12. The system of claim 11, wherein the hardware accelerator circuitry is further configurable to:

determine a number of values within the plurality of values;

produce normalization parameters for the feature vector by scaling the plurality of result values by the number of values;

determine a variance for the feature vector using the normalization parameters; and

supply the variance to the one or more processing cores to cause the one or more processing cores to perform the layer normalization for the feature vector using the variance.

13. The system of claim 12, wherein the normalization parameters include an average value of the plurality of result values and an average of a squared value of the plurality of result values.

14. The system of claim 11,

wherein the plurality of values is arranged as a row in the first input matrix, and

wherein the plurality of values is arranged as a column in the second input matrix.

15. The system of claim 14, wherein the first input matrix includes:

a first row including the plurality of values;

wherein the second input matrix includes:

a first column including a first plurality of zeros;

a second column including a plurality of ones;

a third column including a second plurality of zeros; and

a fourth column including the plurality of values; and

wherein the output matrix includes:

a row including the plurality of result values.

16. A non-transitory computer-readable medium having program instructions stored thereon, configured to be executable by processing circuitry comprised of core processing circuitry and hardware accelerator circuitry, and wherein the program instructions, when executed by the processing circuitry, causes the processing circuitry to at least:

by the core processing circuitry:

identify a feature vector stored in memory wherein the feature vector includes a plurality of values; and

generate, using the feature vector, a first input matrix and a second input matrix,

wherein the first input matrix and the second input matrix include the plurality of values; and

by the hardware accelerator circuitry:

matrix-multiply the first input matrix with the second input matrix to produce an output matrix including a plurality of result values; and

supply the output matrix to the core processing circuitry to cause the core processing circuitry to perform layer normalization for the feature vector using the output matrix.

17. The non-transitory computer-readable medium of claim 16, wherein the program instructions are executable by the processing circuitry for further causing the processing circuitry to:

by the hardware accelerator circuitry:

determine a number of values within the plurality of values;

produce normalization parameters for the feature vector by scaling the plurality of result values by the number of values;

determine a variance for the feature vector using the normalization parameters; and

supply the variance to the core processing circuitry to cause the core processing circuitry to perform the layer normalization for the feature vector using the variance.

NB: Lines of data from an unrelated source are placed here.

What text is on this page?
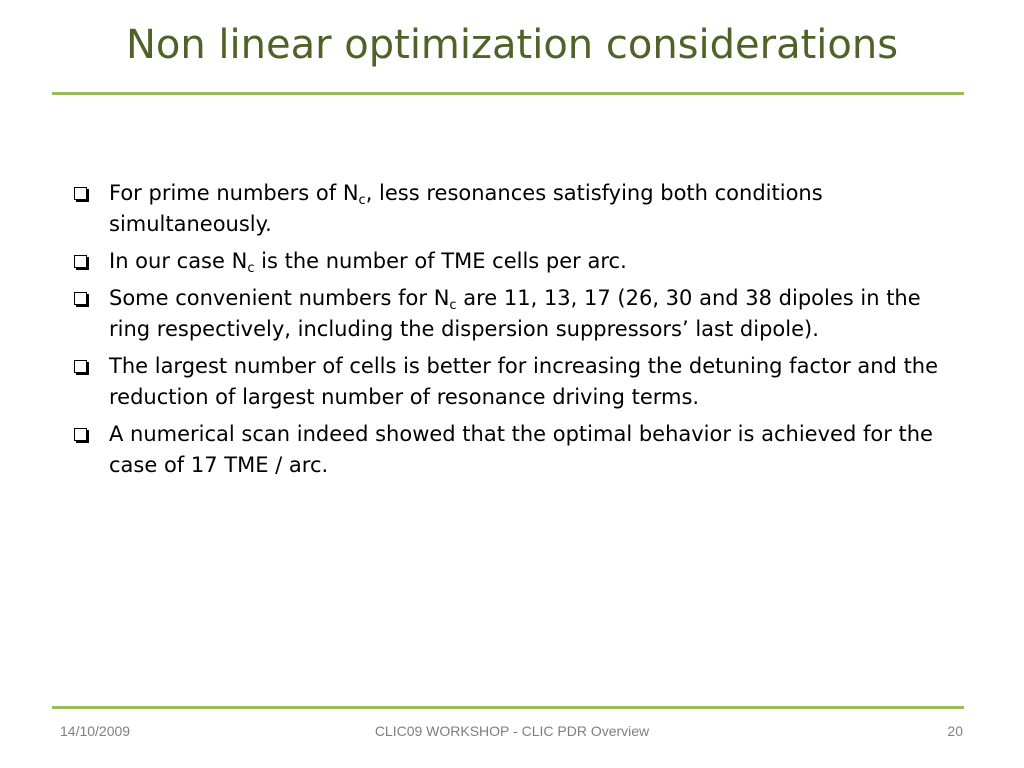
Non linear optimization considerations
For prime numbers of $N_c$, less resonances satisfying both conditions simultaneously.
In our case $N_c$ is the number of TME cells per arc.
Some convenient numbers for $N_c$ are 11, 13, 17 (26, 30 and 38 dipoles in the ring respectively, including the dispersion suppressors’ last dipole).
The largest number of cells is better for increasing the detuning factor and the reduction of largest number of resonance driving terms.
A numerical scan indeed showed that the optimal behavior is achieved for the case of 17 TME / arc.
14/10/2009	CLIC09 WORKSHOP - CLIC PDR Overview	20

18. The non-transitory computer-readable medium of claim 17, wherein the normalization parameters include an average value of the plurality of result values and an average of a squared value of the plurality of result values.

19. The non-transitory computer-readable medium of claim 16,

wherein the plurality of values is arranged as a row in the first input matrix, and

wherein the plurality of values is arranged as a column in the second input matrix.

20. The non-transitory computer-readable medium of claim 19, wherein the first input matrix includes:

a first row including the plurality of values;

wherein the second input matrix includes:

a first column including a first plurality of zeros;

a second column including a plurality of ones;

a third column including a second plurality of zeros; and

a fourth column including the plurality of values; and

wherein the output matrix includes:

a row including the plurality of result values.